The thoughts are controlled by the wisdom-sword, which watches the mind from telephone pole to telephone pole—any thoughts in those ten bows? Chop 'em. More light and fewer shadows. Now let's bow up to that bush without letting a single false thought flower up. Ready? Go! Chop! Namo Chang Ju...chop! Swo Pwo He! Paramita! Now go to that next fencepost...Chop. It's getting lighter inside with each bow and each chop. It seems like there's something in there besides the kaleidoscope of thoughts? I've got to shut up in order to find out.
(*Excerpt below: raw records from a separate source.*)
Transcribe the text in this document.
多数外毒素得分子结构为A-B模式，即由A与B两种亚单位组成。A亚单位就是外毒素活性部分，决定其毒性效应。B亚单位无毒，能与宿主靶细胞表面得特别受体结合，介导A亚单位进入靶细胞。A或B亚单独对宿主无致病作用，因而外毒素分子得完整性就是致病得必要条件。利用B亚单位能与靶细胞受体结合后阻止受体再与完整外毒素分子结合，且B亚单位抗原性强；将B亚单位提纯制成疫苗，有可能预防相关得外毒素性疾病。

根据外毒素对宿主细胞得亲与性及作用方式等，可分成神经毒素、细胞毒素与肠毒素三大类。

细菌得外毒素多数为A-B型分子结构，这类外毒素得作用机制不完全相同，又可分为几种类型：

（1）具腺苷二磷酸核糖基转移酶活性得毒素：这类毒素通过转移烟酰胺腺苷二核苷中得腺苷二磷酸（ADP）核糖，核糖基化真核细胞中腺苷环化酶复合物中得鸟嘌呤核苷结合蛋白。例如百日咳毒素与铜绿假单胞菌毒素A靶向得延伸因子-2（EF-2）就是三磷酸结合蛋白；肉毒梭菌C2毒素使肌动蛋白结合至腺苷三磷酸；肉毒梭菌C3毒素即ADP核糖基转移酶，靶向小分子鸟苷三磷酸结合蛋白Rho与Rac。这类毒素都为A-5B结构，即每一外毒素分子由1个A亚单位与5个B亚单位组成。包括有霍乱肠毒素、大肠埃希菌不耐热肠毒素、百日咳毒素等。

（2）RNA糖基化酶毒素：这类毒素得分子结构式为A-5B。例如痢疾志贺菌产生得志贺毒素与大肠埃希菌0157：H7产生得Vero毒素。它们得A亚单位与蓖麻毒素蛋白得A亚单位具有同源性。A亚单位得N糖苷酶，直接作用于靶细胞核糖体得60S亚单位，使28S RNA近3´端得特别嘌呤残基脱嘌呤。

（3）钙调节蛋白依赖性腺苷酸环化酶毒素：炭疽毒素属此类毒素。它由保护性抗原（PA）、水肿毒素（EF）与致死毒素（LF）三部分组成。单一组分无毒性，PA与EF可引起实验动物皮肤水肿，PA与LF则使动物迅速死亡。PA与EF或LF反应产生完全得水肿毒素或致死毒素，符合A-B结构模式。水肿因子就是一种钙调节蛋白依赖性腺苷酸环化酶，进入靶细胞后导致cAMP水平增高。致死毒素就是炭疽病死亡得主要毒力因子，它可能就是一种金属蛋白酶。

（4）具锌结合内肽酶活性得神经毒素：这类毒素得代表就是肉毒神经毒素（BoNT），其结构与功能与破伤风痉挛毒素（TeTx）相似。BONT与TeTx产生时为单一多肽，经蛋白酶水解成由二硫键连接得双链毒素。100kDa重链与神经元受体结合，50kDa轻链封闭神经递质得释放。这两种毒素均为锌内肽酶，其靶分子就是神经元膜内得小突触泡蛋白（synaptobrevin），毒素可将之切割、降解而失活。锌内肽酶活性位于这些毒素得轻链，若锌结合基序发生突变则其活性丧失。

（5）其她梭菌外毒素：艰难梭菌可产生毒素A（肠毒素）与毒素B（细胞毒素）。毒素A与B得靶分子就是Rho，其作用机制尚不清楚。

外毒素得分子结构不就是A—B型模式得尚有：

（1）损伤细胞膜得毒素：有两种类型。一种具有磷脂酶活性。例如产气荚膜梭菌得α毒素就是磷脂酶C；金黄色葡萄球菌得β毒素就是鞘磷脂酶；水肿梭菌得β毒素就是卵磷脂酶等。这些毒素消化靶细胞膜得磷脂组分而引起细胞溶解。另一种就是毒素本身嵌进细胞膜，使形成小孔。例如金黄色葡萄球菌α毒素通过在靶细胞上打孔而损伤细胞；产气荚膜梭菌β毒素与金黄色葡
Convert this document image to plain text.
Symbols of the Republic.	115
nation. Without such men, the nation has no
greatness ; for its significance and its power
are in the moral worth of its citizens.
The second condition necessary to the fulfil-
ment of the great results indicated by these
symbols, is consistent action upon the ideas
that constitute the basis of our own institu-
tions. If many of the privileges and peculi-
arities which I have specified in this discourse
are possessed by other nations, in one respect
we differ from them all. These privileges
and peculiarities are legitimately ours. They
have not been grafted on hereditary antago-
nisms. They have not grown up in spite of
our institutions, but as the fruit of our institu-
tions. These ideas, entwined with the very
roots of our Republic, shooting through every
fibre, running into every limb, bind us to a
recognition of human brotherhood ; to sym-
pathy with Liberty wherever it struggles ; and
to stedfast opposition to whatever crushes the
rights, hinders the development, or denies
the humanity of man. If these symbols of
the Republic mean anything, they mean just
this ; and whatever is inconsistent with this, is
Really stop talking inside and out. Next noisy space to prepare for a wonderful victory over thought-coverings: morning recitation, lunch, evening recitation. We'll get 'em. Swo Pwo He! Paramita! One of these days it's going to be Prajnaparamita! Can't think of that now, though. Got to swing this sharp old sword some more. Chop! Shut up! More light.

Friday, September 8th, Heng Ch'au:

We are bowing past Goleta High School "Welcome New Students" says a sign on the marque. A ear speeds by and half a dozen eggs whiz past. Heng Sure is low into a five-point bow. Two eggs splatter all over his sash and back. (They hit the ground behind him, but they splashed.) He just slowly rises, chanting, and continues on.

Sitting in an empty field meditating, a car pulls up and a few handfuls of rocks rain down on us. We keep sitting.

"Cultivation of the nature is simply not getting angry." (Master Hua). It's becoming clear to us that whatever we put out comes back. And so it works the other way--whatever comes back was put out. Why get angry? We can't avoid our retribution. All we can do is let it come and pass and try our best to create no more. With no greed, anger, and ignorance going out, then in time there will be a pure place for the "jewel within." Make no waves and soon the lake is still, reflecting like a perfect mirror.

We turned the engine and headlights off and coasted into a dark quiet nitch in a residential neighborhood of Santa Barbara (ordinance forbids sleeping in cars). About midnight we are jolted out of sleep by yelling and laughing voices. There are cars all around us. Some kids on their way to and from Friday night back-to-school parties have stopped to down some beers and smoke some there all around our car. Big roving party!

About 1:30 AM we awake again to find ourselves flooded with spotlights from police cars. We wait and they wait. This goes on for about five minutes and then they drive off.

September, 1977, Heng Sure:

At Gold Wheel on Sunday afternoon I heard the Master lecture on the Middle Way of the Buddha and the wonderful truth of the Dharma hit my heart like a lightning flash. A moment later he turned to me and said, "Kuo Chen what do you have to say?" I had been trying hard to break out of my head and break into my heart and suddenly tears flowed right up from some inner pool and nearly choked me as I spoke my heart...what I felt was the overwhelming goodness and power and light of the Master. His power is the power of virtue and by doing nothing but being the source of Proper Dharma he can do the impossible: he can lead people to change their minds and habits. The Dharma of the Buddha is the finest thing in the world. I'm beginning to believe that I can really return to purity and be of use to other beings and this makes me very humble and very happy. At the same time I feel deep grief that I am so slow to change. So selfish and so small. The Master-uses tremendous energy to teach and transform his disciples and yet I give him trouble, arrogance, and stupid selfishness in return. The Master's way is selfless--he has no greed, or hatred, or stupidity. His virtue is stronger than the darkness. His light pervades everywhere, even to the dark caverns of my crusty heart. It's wonderful and sometimes unbearable. So the tears fall. I want to be reborn, transformed out of the Dharma. Let the rain of Dharma fall everywhere throughout three thousand great thousand worlds.